Written December 27, 2012

Visiting my parents is always extremely hard, and has been since the first time I visited after leaving for college.  I thought this time would be easier. I just finished graduate school, something I feel very proud and relived about. For the first time in 2 years, I have no secrets from them. I'm out to them, they know that I'm in a serious relationship with Elle. I thought I'd be going home feeling weightless and free to be me and would openly and comfortably talk to my parents in a way I haven't felt able to do in years.

Welp. That didn't happen.

I very quickly, and completely, felt (subtly, passively) shutdown, impotent and invisible in that space, the space created by my parents in their home. Some of this is due to the particulars of my parents and family. Some of it is just the southern-ness of it all. It was very "Stranger in a Strange Land." No me gusta.  I somehow felt more alien, outside and black sheep-y this time, as my out-ish (only my parents and brother know, not my extended family), newly degree-d, fairly happy and comfortable-in-my-skin self.

Why? Well....that's the hard part to explain. But I'm going to try, if only because I can't afford therapy right now, so, this is it. SIGH.

My family culture is one of silence, passivity, and repression.  This has resulted in me being fairly outspoken, assertive, and explicit in my life and in my...being.  I SAY things. Maybe not immediately (I was raised to be quiet, after all), but eventually, I will say it. Even if it's hard and uncomfortable. It's often most hard and uncomfortable for me. But I will say it.  This is the way I have worked very hard to be, this is what I encourage others to do, and this is what I have seen do great things for people, when they stop keeping everything in and just SAY IT. Have the conversation, make the opinion known, make the concern known, make the caring known, make the hurt known. It is amazing what words can do, and fix, and heal.  So I say things.

Once I walk into my parents' home, I do not.  The air hums with the message "sssshhhh. Don't shake anything up. Don't." And it is silent.  Terrible.  So I retreat into myself, and wait for it to be over.  I sit there, and smile and nod, and make polite conversation and answer the questions about what it's like to live in New York ("oh, yes, it's cold up there! Yep, so expensive!") and watch as no one around me talks about anything real, really.

A few times, I tried to go there.  I asked each of my parents, separately, if they had any questions for me about Elle, since we hadn't had a chance to talk about her much yet.  When I asked this I sounded casual, but had just psyched myself up to broach this actual, real topic with them, and was nervous and scared about what would happen next. I had yet to talk to them in person about my gayness. This was some new shit.  And what happened was what usually  happens, and what I always fear most in interactions with my parents. That is to say, nothing. My mother said, basically, "No." My father said "well, I don't want to pry by asking you questions about your personal life."  Yep. To be fair, my dad did then ask where Elle was from. Okay, that's something. But each of those "conversations" left me wanting to cry.  Don't they want to know? I'm their daughter. How do they not have questions? Aren't they curious? And if they are, how are they so, so very uncomfortable, or proper, or...I don't even know what, to break through their discomfort and ask me something. Anything. 

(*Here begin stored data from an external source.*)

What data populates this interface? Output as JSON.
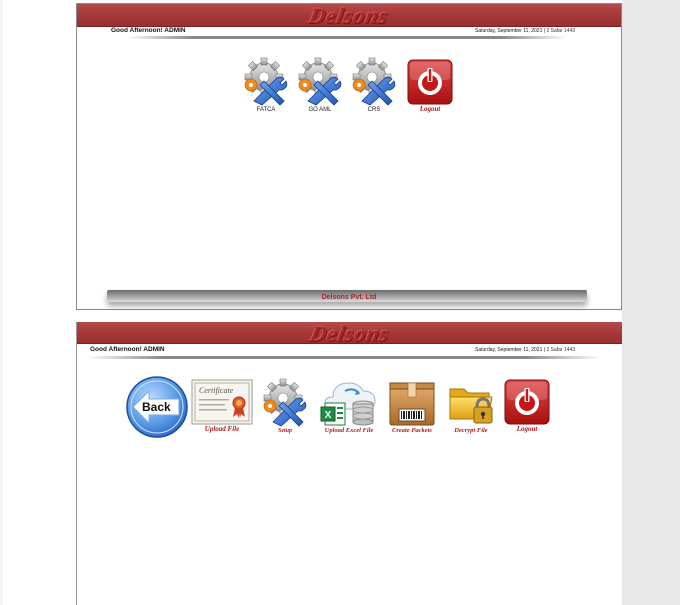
{
  "screen1": {
    "logo": "Delsons",
    "greeting": "Good Afternoon! ADMIN",
    "date": "Saturday, September 11, 2021",
    "hijri": "2 Safar 1443",
    "menu": [
      {
        "label": "FATCA",
        "icon": "gear-tools-icon"
      },
      {
        "label": "GO AML",
        "icon": "gear-tools-icon"
      },
      {
        "label": "CRS",
        "icon": "gear-tools-icon"
      },
      {
        "label": "Logout",
        "icon": "power-icon"
      }
    ],
    "footer": "Delsons Pvt. Ltd"
  },
  "screen2": {
    "logo": "Delsons",
    "greeting": "Good Afternoon! ADMIN",
    "date": "Saturday, September 11, 2021",
    "hijri": "2 Safar 1443",
    "back_label": "Back",
    "menu": [
      {
        "label": "Upload File",
        "icon": "certificate-icon"
      },
      {
        "label": "Setup",
        "icon": "gear-tools-icon"
      },
      {
        "label": "Upload Excel File",
        "icon": "excel-database-icon"
      },
      {
        "label": "Create Packets",
        "icon": "package-box-icon"
      },
      {
        "label": "Decrypt File",
        "icon": "folder-lock-icon"
      },
      {
        "label": "Logout",
        "icon": "power-icon"
      }
    ]
  },
  "colors": {
    "banner": "#a33535",
    "logo": "#a82828",
    "label_red": "#b01818",
    "back_blue": "#3a7fd8"
  }
}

As I rode the subway home today, after my flight back to NYC, I was listening to the new Macklemore and Ryan Lewis album, "The Heist." Now, I don't know if this album is actually as moving as I found it to be this morning, on little sleep and day 3 of my period, but I fought back tears the entire way home, and cried, full out, once I got home. Why? Relief, I think, at being home. At being out of there. But also, out of grief that I feel so relieved to be out of there.

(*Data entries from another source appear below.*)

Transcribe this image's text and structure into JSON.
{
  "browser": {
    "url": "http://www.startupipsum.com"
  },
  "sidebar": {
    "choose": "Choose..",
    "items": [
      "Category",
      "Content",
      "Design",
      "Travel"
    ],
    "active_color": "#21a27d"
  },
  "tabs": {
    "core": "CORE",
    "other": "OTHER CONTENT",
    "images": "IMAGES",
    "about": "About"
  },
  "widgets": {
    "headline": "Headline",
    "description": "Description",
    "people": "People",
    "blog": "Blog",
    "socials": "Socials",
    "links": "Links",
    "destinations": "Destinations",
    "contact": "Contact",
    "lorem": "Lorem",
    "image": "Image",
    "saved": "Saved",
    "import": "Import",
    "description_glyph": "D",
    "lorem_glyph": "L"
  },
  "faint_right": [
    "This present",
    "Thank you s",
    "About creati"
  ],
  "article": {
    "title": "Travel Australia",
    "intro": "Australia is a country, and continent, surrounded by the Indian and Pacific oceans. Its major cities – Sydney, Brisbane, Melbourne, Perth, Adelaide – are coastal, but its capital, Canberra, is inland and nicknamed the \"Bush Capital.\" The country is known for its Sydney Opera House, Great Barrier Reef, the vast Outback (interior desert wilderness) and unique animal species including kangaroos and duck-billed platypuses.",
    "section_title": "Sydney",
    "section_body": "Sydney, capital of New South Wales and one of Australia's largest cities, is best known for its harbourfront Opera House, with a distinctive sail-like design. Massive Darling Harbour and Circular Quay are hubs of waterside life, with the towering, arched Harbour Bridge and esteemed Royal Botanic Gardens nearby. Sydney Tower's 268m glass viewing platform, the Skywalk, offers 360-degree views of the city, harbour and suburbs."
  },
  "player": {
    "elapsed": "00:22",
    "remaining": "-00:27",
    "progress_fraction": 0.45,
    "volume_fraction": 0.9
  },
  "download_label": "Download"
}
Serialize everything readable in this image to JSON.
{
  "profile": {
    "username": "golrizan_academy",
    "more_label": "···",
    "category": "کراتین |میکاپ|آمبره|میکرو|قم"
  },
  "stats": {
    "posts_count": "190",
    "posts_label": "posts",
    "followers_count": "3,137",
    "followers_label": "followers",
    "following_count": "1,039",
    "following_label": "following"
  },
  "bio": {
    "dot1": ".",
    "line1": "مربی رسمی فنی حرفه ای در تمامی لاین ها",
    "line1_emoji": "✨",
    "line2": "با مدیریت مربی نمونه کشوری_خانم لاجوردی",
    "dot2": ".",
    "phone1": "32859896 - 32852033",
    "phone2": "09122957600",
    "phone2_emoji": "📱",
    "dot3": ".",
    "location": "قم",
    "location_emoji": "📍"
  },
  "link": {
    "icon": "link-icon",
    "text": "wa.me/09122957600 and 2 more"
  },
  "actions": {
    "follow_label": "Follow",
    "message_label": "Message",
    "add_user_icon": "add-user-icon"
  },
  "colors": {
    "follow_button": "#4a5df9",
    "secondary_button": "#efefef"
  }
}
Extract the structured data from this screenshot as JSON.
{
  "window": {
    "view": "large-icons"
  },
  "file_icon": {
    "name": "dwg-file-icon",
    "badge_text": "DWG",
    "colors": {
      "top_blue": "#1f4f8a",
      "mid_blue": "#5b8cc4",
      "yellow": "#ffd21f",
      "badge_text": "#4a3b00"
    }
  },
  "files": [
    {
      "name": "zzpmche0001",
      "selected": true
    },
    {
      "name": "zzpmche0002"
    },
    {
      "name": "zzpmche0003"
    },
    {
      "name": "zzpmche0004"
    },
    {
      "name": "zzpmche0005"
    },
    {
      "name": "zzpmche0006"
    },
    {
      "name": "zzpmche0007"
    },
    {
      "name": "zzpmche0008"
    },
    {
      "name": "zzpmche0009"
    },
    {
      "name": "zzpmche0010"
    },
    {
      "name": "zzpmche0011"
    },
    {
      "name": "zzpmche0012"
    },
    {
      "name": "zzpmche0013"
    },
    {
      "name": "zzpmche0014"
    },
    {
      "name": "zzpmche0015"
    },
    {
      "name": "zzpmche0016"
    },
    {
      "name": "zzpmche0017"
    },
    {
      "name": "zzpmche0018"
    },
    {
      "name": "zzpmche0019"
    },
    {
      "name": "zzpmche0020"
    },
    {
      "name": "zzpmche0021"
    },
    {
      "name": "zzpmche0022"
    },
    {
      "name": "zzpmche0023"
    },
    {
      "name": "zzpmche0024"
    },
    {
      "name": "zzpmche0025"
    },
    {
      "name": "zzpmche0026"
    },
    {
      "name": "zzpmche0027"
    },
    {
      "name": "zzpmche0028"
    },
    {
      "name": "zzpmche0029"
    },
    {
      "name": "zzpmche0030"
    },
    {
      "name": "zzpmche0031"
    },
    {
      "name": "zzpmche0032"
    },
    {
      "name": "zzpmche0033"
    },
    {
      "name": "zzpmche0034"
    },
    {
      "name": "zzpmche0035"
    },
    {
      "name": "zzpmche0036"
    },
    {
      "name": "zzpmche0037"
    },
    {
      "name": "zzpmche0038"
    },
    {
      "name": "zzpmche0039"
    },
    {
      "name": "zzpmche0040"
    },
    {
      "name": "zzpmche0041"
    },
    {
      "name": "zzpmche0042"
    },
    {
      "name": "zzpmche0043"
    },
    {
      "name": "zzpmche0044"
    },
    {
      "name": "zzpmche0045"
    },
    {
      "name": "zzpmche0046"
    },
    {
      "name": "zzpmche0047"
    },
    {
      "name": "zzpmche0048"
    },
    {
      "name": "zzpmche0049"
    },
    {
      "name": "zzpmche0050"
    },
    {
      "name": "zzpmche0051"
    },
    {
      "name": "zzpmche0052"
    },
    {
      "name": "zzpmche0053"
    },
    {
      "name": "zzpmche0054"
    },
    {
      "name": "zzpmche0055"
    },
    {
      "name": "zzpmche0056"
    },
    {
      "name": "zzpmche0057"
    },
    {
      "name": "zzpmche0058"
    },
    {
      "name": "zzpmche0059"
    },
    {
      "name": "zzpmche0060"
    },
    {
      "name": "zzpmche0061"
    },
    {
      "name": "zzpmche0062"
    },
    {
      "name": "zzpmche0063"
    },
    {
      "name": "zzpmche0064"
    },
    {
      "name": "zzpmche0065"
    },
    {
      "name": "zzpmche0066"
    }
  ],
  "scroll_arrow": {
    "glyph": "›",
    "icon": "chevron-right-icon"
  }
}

They were also tears of loss. Of mourning.

Every time I'm home, I have to see and face, again, that my parents are not people who will know me, are not people who I will know, and are people who don't even really know each other.  I know that both of my parents carry around deep pain and heartache, and actually learned on this visit the truth of that. They don't "go there" with me, and they don't go there, to the real stuff, the pain, the fears, with each other.  It's painful to watch, painful to have to participate in. When I'm there, I think I lock all of this sadness away, and am left exhausted at the end of it. And so I cried.

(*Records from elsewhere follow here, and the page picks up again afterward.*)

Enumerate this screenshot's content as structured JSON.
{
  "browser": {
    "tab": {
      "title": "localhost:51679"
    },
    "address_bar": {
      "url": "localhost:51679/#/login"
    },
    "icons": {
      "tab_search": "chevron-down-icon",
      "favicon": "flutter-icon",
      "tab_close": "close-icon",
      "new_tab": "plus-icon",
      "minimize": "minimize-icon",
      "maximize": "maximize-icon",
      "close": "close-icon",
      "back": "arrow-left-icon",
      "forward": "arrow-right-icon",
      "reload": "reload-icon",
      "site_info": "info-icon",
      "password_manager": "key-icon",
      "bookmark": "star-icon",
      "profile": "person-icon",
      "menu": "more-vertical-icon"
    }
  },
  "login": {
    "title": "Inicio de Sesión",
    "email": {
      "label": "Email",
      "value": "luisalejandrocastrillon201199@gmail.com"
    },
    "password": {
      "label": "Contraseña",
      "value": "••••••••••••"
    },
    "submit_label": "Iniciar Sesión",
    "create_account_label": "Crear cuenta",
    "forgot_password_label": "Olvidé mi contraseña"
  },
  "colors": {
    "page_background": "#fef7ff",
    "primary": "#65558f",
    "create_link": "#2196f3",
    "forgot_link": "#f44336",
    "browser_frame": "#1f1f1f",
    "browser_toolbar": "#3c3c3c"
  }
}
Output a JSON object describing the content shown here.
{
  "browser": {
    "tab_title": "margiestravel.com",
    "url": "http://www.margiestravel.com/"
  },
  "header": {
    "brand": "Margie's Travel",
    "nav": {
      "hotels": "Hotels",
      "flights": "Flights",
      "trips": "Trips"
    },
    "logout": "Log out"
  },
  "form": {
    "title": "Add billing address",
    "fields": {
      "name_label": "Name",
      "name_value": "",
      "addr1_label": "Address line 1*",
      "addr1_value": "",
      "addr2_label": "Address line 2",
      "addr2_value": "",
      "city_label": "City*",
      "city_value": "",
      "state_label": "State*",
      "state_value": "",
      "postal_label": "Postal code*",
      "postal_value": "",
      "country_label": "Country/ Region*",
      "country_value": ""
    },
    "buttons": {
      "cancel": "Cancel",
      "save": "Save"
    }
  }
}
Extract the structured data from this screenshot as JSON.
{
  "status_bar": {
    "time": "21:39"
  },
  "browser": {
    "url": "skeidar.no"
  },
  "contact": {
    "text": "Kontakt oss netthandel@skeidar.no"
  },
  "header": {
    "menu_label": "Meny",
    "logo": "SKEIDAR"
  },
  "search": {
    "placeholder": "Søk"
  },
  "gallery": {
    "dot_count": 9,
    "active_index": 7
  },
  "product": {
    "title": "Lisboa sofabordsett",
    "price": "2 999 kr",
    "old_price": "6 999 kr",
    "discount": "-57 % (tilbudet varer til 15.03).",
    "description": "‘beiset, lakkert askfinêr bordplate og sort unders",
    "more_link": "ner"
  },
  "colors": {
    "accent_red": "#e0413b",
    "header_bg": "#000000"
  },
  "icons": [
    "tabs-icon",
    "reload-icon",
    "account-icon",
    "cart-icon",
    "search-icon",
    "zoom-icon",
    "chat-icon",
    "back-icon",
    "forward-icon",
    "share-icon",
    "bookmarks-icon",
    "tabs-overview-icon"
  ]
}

I've always thought that the hardest part would be getting my family to accept me.  But it's starting to look like accepting my family for who they are, and who they aren't, is actually my hardest challenge. And I'm really not sure how to do it. How can I fit in to a silent, repressed world when all I've done for so long is figure out a way to be loud and real??

And the real question is, do I want to?

1 comment:

  1. Woah. Big stuff. Kudos to you for talking to your parents even within that environment.